Why would cannabis be laced?

hairspray coated marijuana bud

Of course, you want to think that anyone you’re dealing with is a kind, honest person, but unfortunately that’s not always the case. Sometimes the people selling weed do add these substances and it’s usually so that they can make more even more profit. The three biggest reasons people sell laced weed are:

  • To make it heavier. As any regular smoker knows, the biggest determining factor for the cost of marijuana is the amount, or weight, that’s sold. When people can add something else to that amount other than weed, they can make more money by actually selling less of the actual product. The most common items added to weed to make it heavier are: sand, crushed plant matter, male buds that don’t result in a good high, and dried herbs, such as oregano. One of the most common substances added to weed to make it heavier is water.
  • To get you hooked. When other drugs are used to lace or contaminate weed, it’s typically done to get the user hooked, and have them coming back to purchase more sooner, or more often than you normally would. This is especially true in the case of opioids. Recently, certain areas of North America have experienced problems with cannabis that’s been laced with fentanyl.
  • To make it look better.  Hairspray, sugar, crushed glass, and talcum powder are just a few of the substances added to weed to make it look better. And certain substances such as air freshener will make it smell better. Shattered glass and hairspray can make buds appear more resinous or have more of the THC-laden crystals on them.

How to tell if your cannabis has been contaminated

So, with all the dangers that can come with contaminated weed, how can you tell if you suspect yours has been? It’s difficult, but it can be done.

Visual indications

Those who go to the trouble of adulterating or contaminating their weed before selling it do so at a fairly high skilled level.
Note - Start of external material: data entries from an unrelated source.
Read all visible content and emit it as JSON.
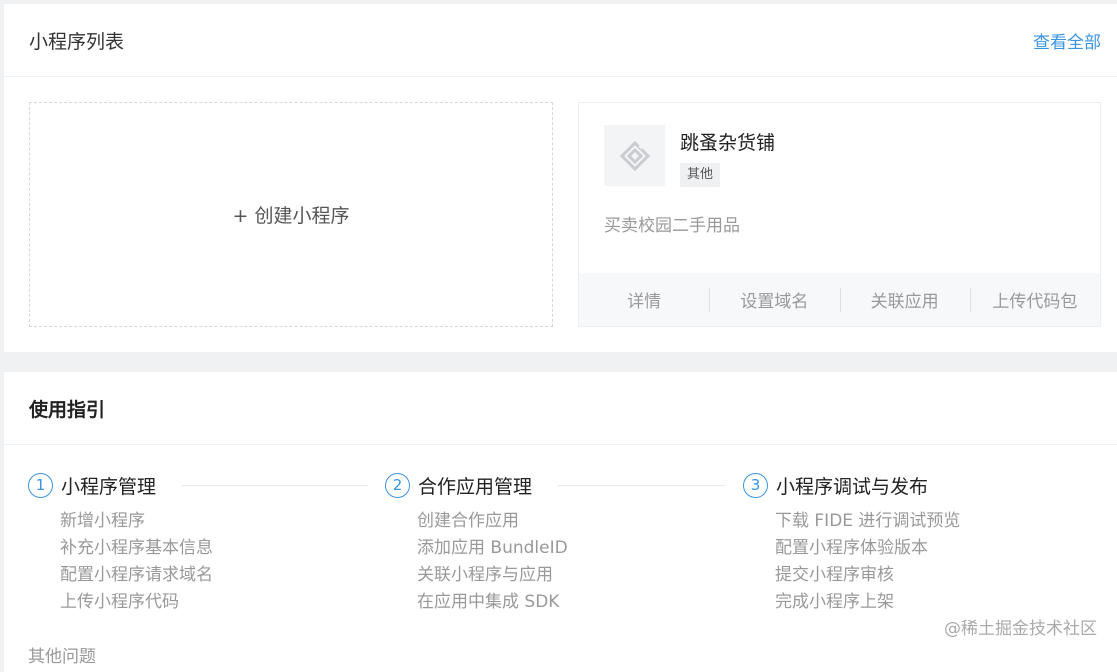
{
  "miniapps": {
    "title": "小程序列表",
    "view_all": "查看全部",
    "create_label": "+ 创建小程序",
    "card": {
      "name": "跳蚤杂货铺",
      "tag": "其他",
      "description": "买卖校园二手用品",
      "actions": [
        "详情",
        "设置域名",
        "关联应用",
        "上传代码包"
      ]
    }
  },
  "guide": {
    "title": "使用指引",
    "steps": [
      {
        "num": "1",
        "title": "小程序管理",
        "links": [
          "新增小程序",
          "补充小程序基本信息",
          "配置小程序请求域名",
          "上传小程序代码"
        ]
      },
      {
        "num": "2",
        "title": "合作应用管理",
        "links": [
          "创建合作应用",
          "添加应用 BundleID",
          "关联小程序与应用",
          "在应用中集成 SDK"
        ]
      },
      {
        "num": "3",
        "title": "小程序调试与发布",
        "links": [
          "下载 FIDE 进行调试预览",
          "配置小程序体验版本",
          "提交小程序审核",
          "完成小程序上架"
        ]
      }
    ],
    "other": "其他问题"
  },
  "watermark": "@稀土掘金技术社区"
}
Most of the times, a contaminate can’t be seen just by simply looking at the buds with the naked eye. For this reason, it’s best to be armed with a magnifying glass before approaching any suspicious bud.
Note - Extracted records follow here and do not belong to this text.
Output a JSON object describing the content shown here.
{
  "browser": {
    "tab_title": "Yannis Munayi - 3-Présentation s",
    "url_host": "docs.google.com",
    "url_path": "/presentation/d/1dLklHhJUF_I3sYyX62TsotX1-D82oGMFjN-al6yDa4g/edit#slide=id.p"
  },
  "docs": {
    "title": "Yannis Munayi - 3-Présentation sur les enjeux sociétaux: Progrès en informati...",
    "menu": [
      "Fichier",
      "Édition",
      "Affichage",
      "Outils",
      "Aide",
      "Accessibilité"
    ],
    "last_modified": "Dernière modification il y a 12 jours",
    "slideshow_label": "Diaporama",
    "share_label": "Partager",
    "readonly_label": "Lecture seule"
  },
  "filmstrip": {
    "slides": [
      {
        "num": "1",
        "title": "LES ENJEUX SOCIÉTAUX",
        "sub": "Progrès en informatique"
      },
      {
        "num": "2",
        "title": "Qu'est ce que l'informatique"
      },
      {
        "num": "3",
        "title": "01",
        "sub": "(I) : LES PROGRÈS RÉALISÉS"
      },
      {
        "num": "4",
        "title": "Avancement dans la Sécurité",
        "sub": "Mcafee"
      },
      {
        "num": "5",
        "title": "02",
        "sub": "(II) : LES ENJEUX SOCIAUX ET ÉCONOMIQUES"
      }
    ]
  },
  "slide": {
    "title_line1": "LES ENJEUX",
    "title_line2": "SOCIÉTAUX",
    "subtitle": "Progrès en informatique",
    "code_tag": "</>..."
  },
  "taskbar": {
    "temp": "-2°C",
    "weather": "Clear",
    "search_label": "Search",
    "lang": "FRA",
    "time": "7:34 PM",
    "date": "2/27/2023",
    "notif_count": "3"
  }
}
To better see if weed is in fact, laced weed, there are a few other tricks can also be done. These include:

  • Rubbing the weed on a CD. Bud will never scratch the surface, but glass will.
  • Place a small piece of bud in water and swirl it around. If there’s detergent on the weed it will form suds. And if there are other powders, such as talcum powder, on the bud, it will make the water cloudy.
  • Hold a small piece of bud over a flame. If it’s been laced with gasoline, it will flare up (and you’ll be able to noticeably smell it). If the color of the herb changes, or it starts to crackle and pop, it’s likely laced with chemicals and should not be smoked.
  • Crack a bud open and simply look at it. If a purple marker or food coloring has been used, these will typically only absorb into the outer layers of the bud and won’t reach the dense center. The coloring will also be very uneven compared with bud that is naturally colored.
  • Tap the bud against a black surface and check to see if anything falls out of it like dust. Trichomes won’t come off this easily but other substances such as talcum powder will.

Tactile indications

Other than just looking at the buds, sometimes feeling it will let you know if you’ve gotten some contaminated weed as well. This is best done when the bud is slightly squeezed and rubbed between the fingers, or on the lips. If shattered glass or other rough or sharp substances are in there, you’ll be able to feel the grittiness of them in the weed. This is sometimes referred to as grit weed.
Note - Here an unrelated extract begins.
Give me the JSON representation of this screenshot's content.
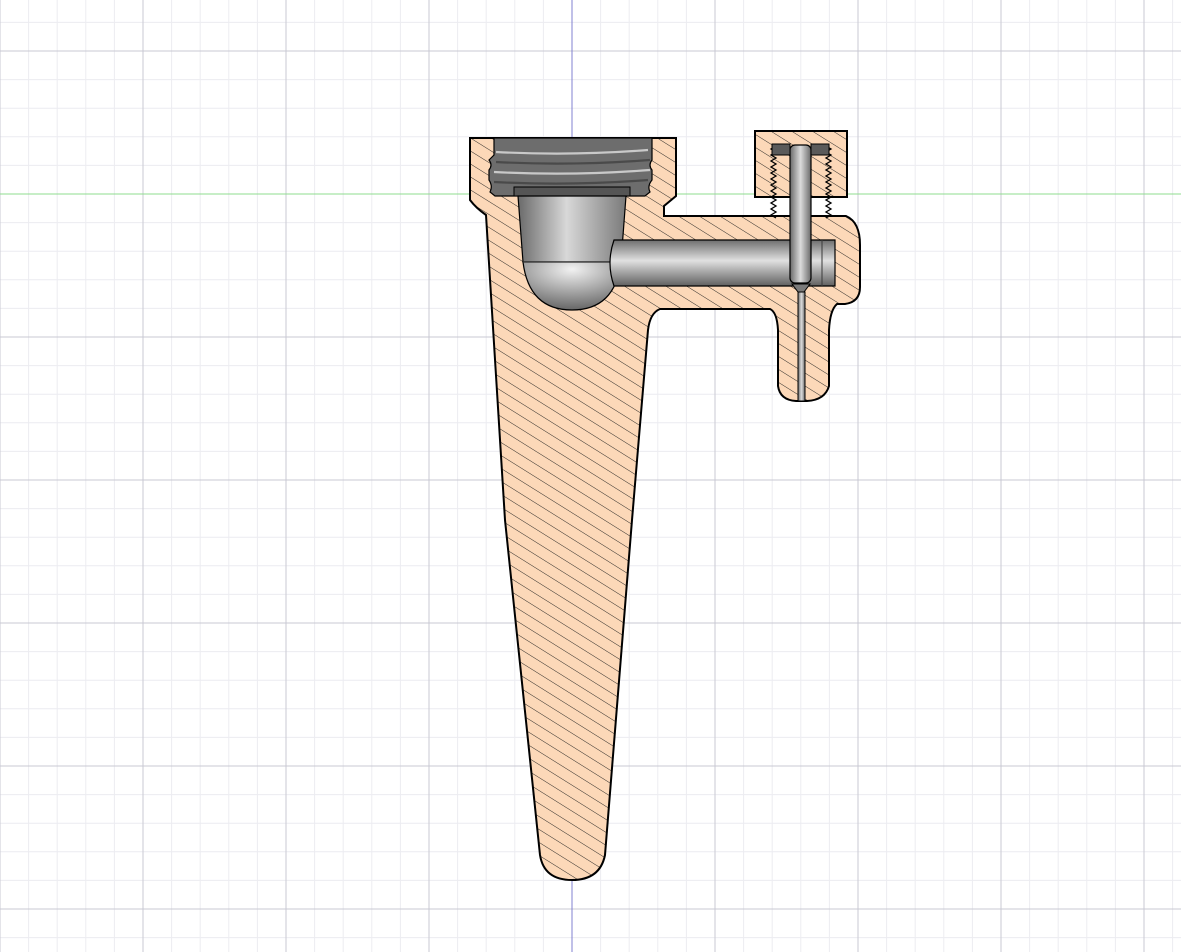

Also, never buy weed that’s already been ground up or comes in a pre-rolled joint or blunt. This makes it very easy for sellers to put whatever they want in the weed, making it nearly impossible to tell if anything else has been added to it.

Buying laced weed isn’t just a waste of money, the substances contained within it can be extremely harmful, making a strong case for a pure and legal market in areas of the world that don’t currently have it. Unfortunately, the best defense many users around the world have today is to simply know who they’re dealing with, and to never buy weed from strangers.